Early this week, the Federal Communications Commission (FCC) announced it had fined the largest U.S. wireless carriers for sharing access to customers’ geolocation information without consent and without taking reasonable measures to protect against unauthorized disclosure. These Forfeiture Orders follow the issuance of Notices of Apparent Liability for Forfeiture and Admonishment by former Chairman Ajit Pai in 2020, and subsequent agency investigation by the agency’s Privacy and Data Protection Task Force.

The orders buttress FCC Chairwoman Jessica Rosenworcel’s consumer protection agenda, which includes launching the Privacy and Data Protection Task Force last year. The FCC has been increasing its regulatory oversight under the task force, which it described as “an FCC staff working group focused on coordinating across the agency on the rulemaking, enforcement, and public awareness needs in the privacy and data protection sectors, including data breaches (such as those involving telecommunications providers) and vulnerabilities involving third-party vendors that service regulated communications providers.”
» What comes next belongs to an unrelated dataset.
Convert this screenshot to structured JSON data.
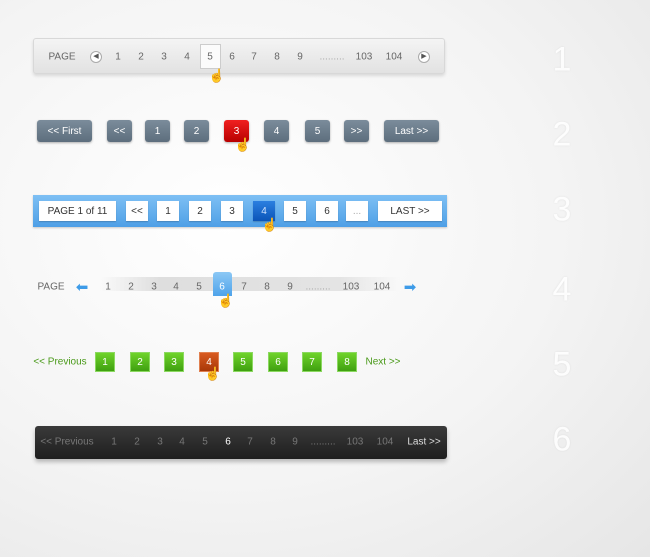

Both of the agency’s Republican commissioners disagreed with the fine. In a dissent, Commissioner Brendan Carr wrote that the FCC had exceeded its authority under Section 222 of the Communications Act by determining that geolocation data is customer proprietary network information (CPNI), and said the Federal Trade Commission (FTC) is the appropriate agency to act.
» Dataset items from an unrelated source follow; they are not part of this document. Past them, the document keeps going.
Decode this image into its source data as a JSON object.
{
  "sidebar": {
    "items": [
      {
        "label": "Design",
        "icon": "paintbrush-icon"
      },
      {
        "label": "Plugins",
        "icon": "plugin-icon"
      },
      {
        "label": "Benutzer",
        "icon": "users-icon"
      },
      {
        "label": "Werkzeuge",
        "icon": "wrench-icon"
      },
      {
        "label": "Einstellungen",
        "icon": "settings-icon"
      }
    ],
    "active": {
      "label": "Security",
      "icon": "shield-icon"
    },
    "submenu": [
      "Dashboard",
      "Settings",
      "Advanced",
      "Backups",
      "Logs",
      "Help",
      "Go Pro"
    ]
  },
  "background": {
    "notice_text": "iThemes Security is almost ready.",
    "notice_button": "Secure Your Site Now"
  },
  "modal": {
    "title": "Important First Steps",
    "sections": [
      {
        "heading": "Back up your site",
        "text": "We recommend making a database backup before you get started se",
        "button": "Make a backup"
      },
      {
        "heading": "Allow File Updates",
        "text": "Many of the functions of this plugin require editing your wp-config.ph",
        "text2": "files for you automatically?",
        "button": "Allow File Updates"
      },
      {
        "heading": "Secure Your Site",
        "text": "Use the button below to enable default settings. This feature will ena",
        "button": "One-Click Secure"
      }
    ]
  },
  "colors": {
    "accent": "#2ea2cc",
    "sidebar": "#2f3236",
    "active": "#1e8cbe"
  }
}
The Forfeiture Orders concern programs implemented by the carriers beginning around a decade ago, where they contracted with aggregators who in turn contracted with location-based service (LBS) providers. Rosenworcel noted that the data included customers’ real-time location, which the carriers sold to “aggregators,” who then resold access to such information to third-party location-based service providers.

The FCC alleged that the carriers attempted to offload the obligations under the CPNI rules to obtain customer consent onto third-party “downstream” recipients of the location information. According to the carriers, the aggregators and LBS providers were supposed to notify customers and collect affirmative customer consent for any use of location information. However, the orders conclude that the carriers were still responsible because they provided those third parties with access to customers’ customer CPNI without obtaining for themselves the requisite approval.

The carriers argued that the various guidelines, policies, and contractual obligations demonstrated that they undertook reasonable safeguards to protect customer data. But the FCC was not convinced, pointing out an example in which one carrier was unable to compel an LBS provider to cooperate with its internal investigation.

Under Section 222 of the Communications Act, telecommunications carriers are required to take reasonable measures to protect certain customer information, including location information. Although the carriers argued that location data was not CPNI under the Act, the FCC held that location data easily fits under the Act’s CPNI definition: “information that relates to the quantity, technical configuration, type, destination, location, and amount of use of a telecommunications service subscribed to by any customer of a telecommunications carrier, and that is made available to the carrier by the customer solely by virtue of the carrier-customer relationship.”

Carriers are also required to maintain the confidentiality of such CPNI and to obtain affirmative, express customer consent before using, disclosing, or allowing access to such information. These obligations apply equally when carriers share customer information with third parties.

One of the carriers argued that it obtained implicit consent. The FCC rejected this, stating that the location information at issue here did not fall within the scenarios in which opt-out customer approval is allowed. Rather, opt-in consent was required, meaning that the customer needed to give “affirmative, express consent” after being given appropriate notice of the carrier’s request. This does not allow for the use of implicit consent.

There is a good possibility that the carriers will challenge the FCC’s orders in federal court, arguing that the FCC made factual errors and that it exceeded its authority under Section 222. Meanwhile, carriers that hold CPNI data regarding geolocation may wish to be more cautious about obtaining prior consents before using, disclosing, or allowing access to that data.